А рядом, тоже на месте сгоревшего жилья, артель плотников дом ставила: как раз настилали мастера пол из толстых тесанных топором досок. Клали доски, плотно пригоняя друг к другу. Искусно плотники работают. Загляделся Ерофейка. И не заметил, как к нему два мальчика подошли, один светлоголовый, а другой смуглый, чернявый, глаза серые на худом лице тоской светятся.
— Вы Илейке дом ставить будете? — спросил светлоголовый.
Ерофейка кивнул робко.
— А это нам дом рубят, — сказал светлоголовый. Мой батюшка — сапожник, и звать меня Юркой. А тебя как?
— Ерофейка я… — сказал тихо мальчик.
— Будем знакомцами! — весело сказал Юрка. — А это Доронка, мой друг. На месте его дома теперь Илейка жить будет. Доронка — сын кузнеца, который тут раньше жил. Он один из их семейства от черной смерти спасся.
— Это ты меня спас, — сказал смуглый мальчик.
— Доронка обещал, когда кузнецом станет, — сказал Юрка, — доспех мне ратный сковать.
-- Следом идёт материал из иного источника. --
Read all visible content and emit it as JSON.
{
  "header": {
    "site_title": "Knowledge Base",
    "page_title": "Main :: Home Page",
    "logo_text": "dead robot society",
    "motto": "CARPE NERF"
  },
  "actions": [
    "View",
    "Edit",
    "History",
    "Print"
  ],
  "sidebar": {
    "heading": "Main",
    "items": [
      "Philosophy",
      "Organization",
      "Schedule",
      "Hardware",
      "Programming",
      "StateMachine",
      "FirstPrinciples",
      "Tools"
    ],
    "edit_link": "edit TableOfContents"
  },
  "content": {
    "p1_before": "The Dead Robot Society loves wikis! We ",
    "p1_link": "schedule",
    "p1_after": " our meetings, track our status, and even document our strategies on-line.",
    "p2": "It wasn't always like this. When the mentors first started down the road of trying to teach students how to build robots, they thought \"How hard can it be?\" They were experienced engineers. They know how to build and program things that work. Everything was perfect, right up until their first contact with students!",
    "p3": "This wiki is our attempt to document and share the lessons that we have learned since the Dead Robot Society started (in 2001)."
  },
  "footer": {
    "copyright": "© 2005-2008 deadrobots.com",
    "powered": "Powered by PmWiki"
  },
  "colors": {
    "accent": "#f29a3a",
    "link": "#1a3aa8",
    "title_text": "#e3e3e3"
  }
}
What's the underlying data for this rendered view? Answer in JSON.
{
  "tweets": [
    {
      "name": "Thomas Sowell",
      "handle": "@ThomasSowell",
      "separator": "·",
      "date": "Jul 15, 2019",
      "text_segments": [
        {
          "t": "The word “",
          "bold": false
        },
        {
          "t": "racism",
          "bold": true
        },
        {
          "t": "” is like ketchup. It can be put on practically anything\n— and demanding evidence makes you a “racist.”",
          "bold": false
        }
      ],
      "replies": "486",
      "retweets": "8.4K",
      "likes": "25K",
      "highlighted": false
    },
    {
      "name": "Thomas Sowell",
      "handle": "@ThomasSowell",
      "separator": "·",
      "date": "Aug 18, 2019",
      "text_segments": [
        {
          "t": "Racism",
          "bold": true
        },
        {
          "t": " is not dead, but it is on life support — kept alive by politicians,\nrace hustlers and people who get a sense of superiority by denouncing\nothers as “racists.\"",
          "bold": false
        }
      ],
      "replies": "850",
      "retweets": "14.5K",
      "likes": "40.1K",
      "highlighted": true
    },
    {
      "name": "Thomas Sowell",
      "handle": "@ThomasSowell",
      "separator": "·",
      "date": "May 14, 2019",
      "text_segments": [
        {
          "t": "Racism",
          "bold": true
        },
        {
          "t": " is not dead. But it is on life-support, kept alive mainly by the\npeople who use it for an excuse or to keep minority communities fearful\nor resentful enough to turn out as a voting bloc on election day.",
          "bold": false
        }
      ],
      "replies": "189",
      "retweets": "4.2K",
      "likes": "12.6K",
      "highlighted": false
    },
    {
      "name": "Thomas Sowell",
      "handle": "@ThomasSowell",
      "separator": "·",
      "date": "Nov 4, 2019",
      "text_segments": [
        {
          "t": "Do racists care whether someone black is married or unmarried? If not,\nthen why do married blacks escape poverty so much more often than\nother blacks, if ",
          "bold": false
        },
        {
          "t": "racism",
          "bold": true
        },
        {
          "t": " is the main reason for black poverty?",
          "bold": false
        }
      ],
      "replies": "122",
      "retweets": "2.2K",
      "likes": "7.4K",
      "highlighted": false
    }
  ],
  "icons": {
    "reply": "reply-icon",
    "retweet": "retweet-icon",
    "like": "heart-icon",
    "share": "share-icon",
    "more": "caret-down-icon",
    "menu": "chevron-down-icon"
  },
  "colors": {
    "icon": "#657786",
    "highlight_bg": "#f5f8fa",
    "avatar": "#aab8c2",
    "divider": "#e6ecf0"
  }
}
А теперь нету кузницы. И как быть?
— А зачем тебе доспех? — спросил Ерофейка.
— Как зачем? — удивился Юрка. — Супротив хана татарского биться, когда князь Дмитрий Иванович в поход кликнет.
— Может, тебе доспех Илейка скует? — спросил Ерофейка.
— Нет, — вздохнул Юрка. — Он не может. Илейка бронзу варит, булавки из нее делает, перстни, пуговицы, что как бубенчики, из бронзовой проволоки запястья[10] вьет. Бабам и девкам свой товар продает… Вот Доронкин отец — это был кузнец, он и мечи ковал, и шлем мог изготовить.
— Я тебе все одно доспех скую, — перебил друга Доронка. — Вот поглядишь. И тебе, если хочешь, скую, — повернулся он к Ерофейке.
Ерофейка не успел ответить — его позвал Степан:
— Сынок, пора нам.
Юрка сказал на прощанье:
— Приходи! Играть будем.
— И вы к Ерофейке приходите, — ответил Степан.